O experimento foi assim: foram recrutados 75 voluntários para realizar um teste de sanidade preliminar. Os 24 mais estáveis emocionalmente foram então dirigidos à Universidade de Stanford, em cujos porões foi montado o simulacro de um presídio, com todos os requintes característicos: salas transformadas em celas, comida padronizada, isolamento com relação ao mundo exterior e todos os que-tais. O grupo foi dividido em dois – os prisioneiros e os agentes penitenciários, sendo que o próprio Zimbardo se colocou presente, na qualidade de superintendente. O experimento tinha um prazo inicial de duas semanas, contadas a partir do momento em que o grupo dos “prisioneiros” fosse apreendido em suas casas, e vestido como tais (o mesmo aconteceu com os “policiais”, que receberam seus respectivos fardamentos e equipamentos). A ideia era observar como se desenvolveria a relação de poder através de pessoas mentalmente equilibradas. Uma prerrogativa: nenhuma violência física direta poderia ser aplicada. Todos os outros meios de coerção eram permitidos.

Os resultados foram surpreendentes, em uma escalada brutal imediata. Os presos, desde logo, eram tratados de forma humilhante, sendo obrigados a restrições crescentes, que incluíam severas limitações alimentícias e imposição de repetidos exercícios físicos imotivados. Tiveram seus pés atados por correntes, para não esquecer suas condições de condenados. Em alguns casos, especialmente nas ameaças de rebeldia, eram enfiados em armários, como se fosse uma solitária.

Com dois dias de experiência, o nível de crueldade estava assim: os presos eram obrigados a defecar em suas próprias celas, que permaneciam sem limpeza; aliás, nenhum banho era permitido, e eram coagidos a ficar nus. Os colchões e suas roupas também foram retirados de seus alcances. Ao cabo de alguns colapsos nervosos dos presidiários, o estudo foi interrompido antes de sua metade, com apenas seis dias de realização! E, para tanto, foi necessária intervenção externa, já que o próprio Zimbardo estava tão absorto em seu experimento que não se deu conta de que a situação estava saindo do controle.

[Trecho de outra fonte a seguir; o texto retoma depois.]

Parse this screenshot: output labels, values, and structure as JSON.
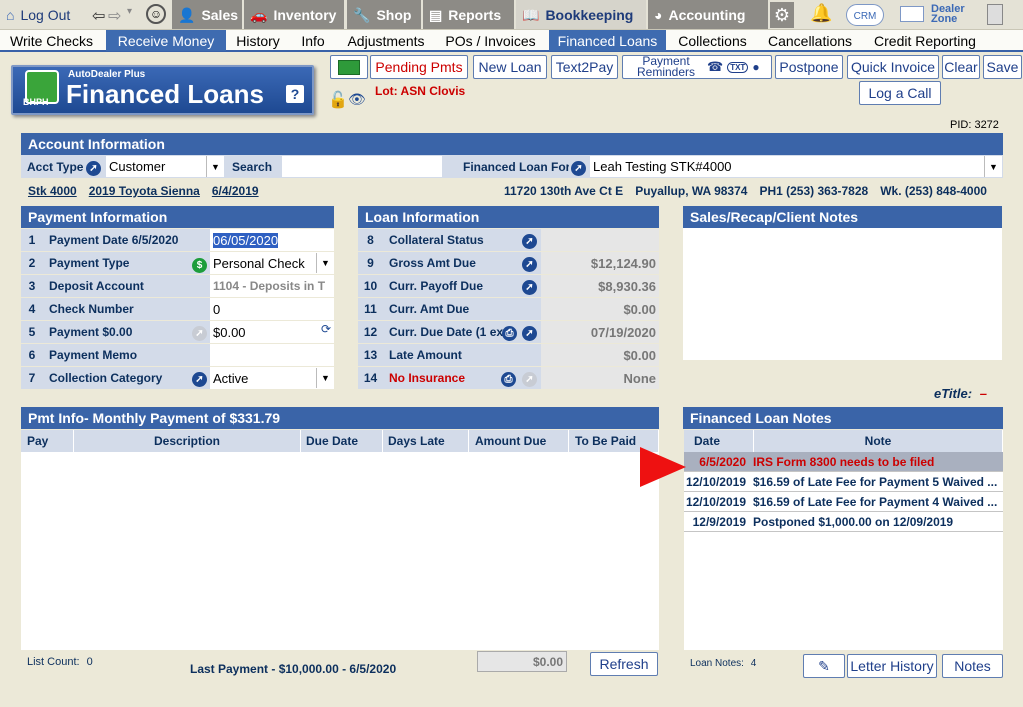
{
  "topnav": {
    "items": [
      {
        "label": "Log Out",
        "icon": "home-icon"
      },
      {
        "label": "Sales",
        "icon": "salesperson-icon"
      },
      {
        "label": "Inventory",
        "icon": "car-icon"
      },
      {
        "label": "Shop",
        "icon": "wrench-icon"
      },
      {
        "label": "Reports",
        "icon": "report-icon"
      },
      {
        "label": "Bookkeeping",
        "icon": "book-icon"
      },
      {
        "label": "Accounting",
        "icon": "pie-chart-icon"
      },
      {
        "label": "CRM",
        "icon": "crm-cloud-icon"
      },
      {
        "label": "Dealer Zone",
        "icon": "dealer-zone-icon"
      }
    ]
  },
  "subnav": {
    "items": [
      "Write Checks",
      "Receive Money",
      "History",
      "Info",
      "Adjustments",
      "POs / Invoices",
      "Financed Loans",
      "Collections",
      "Cancellations",
      "Credit Reporting"
    ]
  },
  "logo": {
    "brand": "AutoDealer Plus",
    "title": "Financed Loans",
    "badge": "BHPH",
    "help": "?"
  },
  "toolbar": {
    "pending_pmts": "Pending Pmts",
    "new_loan": "New Loan",
    "text2pay": "Text2Pay",
    "payment_reminders_1": "Payment",
    "payment_reminders_2": "Reminders",
    "postpone": "Postpone",
    "quick_invoice": "Quick Invoice",
    "clear": "Clear",
    "save": "Save",
    "log_a_call": "Log a Call",
    "lot": "Lot: ASN Clovis",
    "pid": "PID: 3272",
    "txt_badge": "TXT"
  },
  "account": {
    "header": "Account Information",
    "acct_type_label": "Acct Type",
    "acct_type_value": "Customer",
    "search_label": "Search",
    "search_value": "",
    "financed_for_label": "Financed Loan For",
    "financed_for_value": "Leah Testing STK#4000",
    "stock": "Stk 4000",
    "vehicle": "2019 Toyota Sienna",
    "date": "6/4/2019",
    "address": "11720 130th Ave Ct E",
    "city": "Puyallup, WA 98374",
    "phone": "PH1 (253) 363-7828",
    "work": "Wk. (253) 848-4000"
  },
  "payment": {
    "header": "Payment Information",
    "rows": [
      {
        "n": "1",
        "label": "Payment Date 6/5/2020",
        "value": "06/05/2020"
      },
      {
        "n": "2",
        "label": "Payment Type",
        "value": "Personal Check"
      },
      {
        "n": "3",
        "label": "Deposit Account",
        "value": "1104 - Deposits in T"
      },
      {
        "n": "4",
        "label": "Check Number",
        "value": "0"
      },
      {
        "n": "5",
        "label": "Payment $0.00",
        "value": "$0.00"
      },
      {
        "n": "6",
        "label": "Payment Memo",
        "value": ""
      },
      {
        "n": "7",
        "label": "Collection Category",
        "value": "Active"
      }
    ]
  },
  "loan": {
    "header": "Loan Information",
    "rows": [
      {
        "n": "8",
        "label": "Collateral Status",
        "value": ""
      },
      {
        "n": "9",
        "label": "Gross Amt Due",
        "value": "$12,124.90"
      },
      {
        "n": "10",
        "label": "Curr. Payoff Due",
        "value": "$8,930.36"
      },
      {
        "n": "11",
        "label": "Curr. Amt Due",
        "value": "$0.00"
      },
      {
        "n": "12",
        "label": "Curr. Due Date (1 ex",
        "value": "07/19/2020"
      },
      {
        "n": "13",
        "label": "Late Amount",
        "value": "$0.00"
      },
      {
        "n": "14",
        "label": "No Insurance",
        "value": "None"
      }
    ]
  },
  "sales_notes": {
    "header": "Sales/Recap/Client Notes"
  },
  "etitle": {
    "label": "eTitle:",
    "value": "–"
  },
  "pmt_info": {
    "header": "Pmt Info- Monthly Payment of $331.79",
    "columns": [
      "Pay",
      "Description",
      "Due Date",
      "Days Late",
      "Amount Due",
      "To Be Paid"
    ],
    "list_count_label": "List Count:",
    "list_count": "0",
    "last_payment": "Last Payment - $10,000.00 - 6/5/2020",
    "total": "$0.00",
    "refresh": "Refresh"
  },
  "loan_notes": {
    "header": "Financed Loan Notes",
    "columns": [
      "Date",
      "Note"
    ],
    "rows": [
      {
        "date": "6/5/2020",
        "note": "IRS Form 8300 needs to be filed"
      },
      {
        "date": "12/10/2019",
        "note": "$16.59 of Late Fee for Payment 5 Waived ..."
      },
      {
        "date": "12/10/2019",
        "note": "$16.59 of Late Fee for Payment 4 Waived ..."
      },
      {
        "date": "12/9/2019",
        "note": "Postponed $1,000.00 on 12/09/2019"
      }
    ],
    "count_label": "Loan Notes:",
    "count": "4",
    "letter_history": "Letter History",
    "notes": "Notes"
  },
  "colors": {
    "accent": "#3a64a8",
    "alert": "#cc0000",
    "highlight_row": "#a9b0bf"
  }
}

Juntando todas as suas observações, acrescidas de mais alguns estudos, Zimbardo tirou as seguintes conclusões do experimento da Escola de Stanford:

  • A maldade não está necessariamente vinculada à personalidade da pessoa. Antes de mais nada, ela é uma ferramenta de exercício do poder, e o poder se dá a nível de instituições. O experimento abarcou um universo extremamente limitado e simplificado, mas extensível a grupos mais complexos, como se pode ver na vida real com a tortura de prisioneiros de guerra;

  • Um dos critérios necessários para que se exerça tal poder é deixar de lado o fato de que há seres humanos envolvidos nesta relação. E a desumanização não se limita a reputar como objeto apenas e tão-somente o outro, mas é preciso afastar de si próprio os valores humanos. A desumanização é recíproca;

  • A violência aplicada por um grupo é mais eficiente que aquela individual. O processo de desumanização inclui uma diluição da culpa, que, quando executada por várias pessoas, torna possíveis ações que não seriam executadas individualmente, como é o caso das chacinas e linchamentos. Conhecemos isso como comportamento de manada (termo que não foi criado por Zimbardo, mas que se aplica ao caso; vejam mais neste meu texto);

  • É preciso que haja o reconhecimento de um poder exercido por uma autoridade. Passando pelo princípio de diluição da responsabilidade, é preciso que exista alguém com reconhecido poder para determinar o início da crueldade. Essa autoridade passa a exercer o poder de forma a ser obedecido cegamente pelos demais membros do grupo;

  • Havendo o reconhecimento de uma autoridade, as ordens não devem ser objeto de contestação, já que suas normas são uma manifestação da vontade da autoridade. A adesão ao grupo é feita de forma passiva e acrítica;

  • Ainda que os resultados do exercício do mal saltem aos olhos como indignidade, a reação do grupo é de indiferença. Mesmo que provoque algum tipo de efeito psicológico no indivíduo, esta indignação é transformada em uma tolerância passiva, de modo que em nada haverá de modificação no comportamento do grupo através da posição subjetiva de cada membro;

  • A influência do sistema sobre o indivíduo se aplica, preferencialmente, nas situações em que há novidade sobre o âmbito situacional. Em um ambiente já dominado por determinadas regras, será mais difícil ao indivíduo modificar sua tendência pessoal;

  • Por fim, o salto da linha: há sempre um primeiro passo. Zimbardo dá o nome efeito Lúcifer à capacidade de que indivíduos equilibrados extrapolem de seu conjunto de convicções e cometam loucuras para exercer a autoridade, e perpetrar o poder que recebe em mãos.
Para quem não sabe, de acordo com a doutrina cristã, Lúcifer era um anjo como outro qualquer. Aliás, era um anjo dotado de grande poder e beleza. Seu nome, literalmente, quer dizer “portador da luz”. Mas houve algum ponto de viragem no qual se deixou levar pela sede de poder e pelas vaidades e se rebelou contra os céus. Mudou sua natureza espiritual e optou pelo mal. E foi parar no inferno.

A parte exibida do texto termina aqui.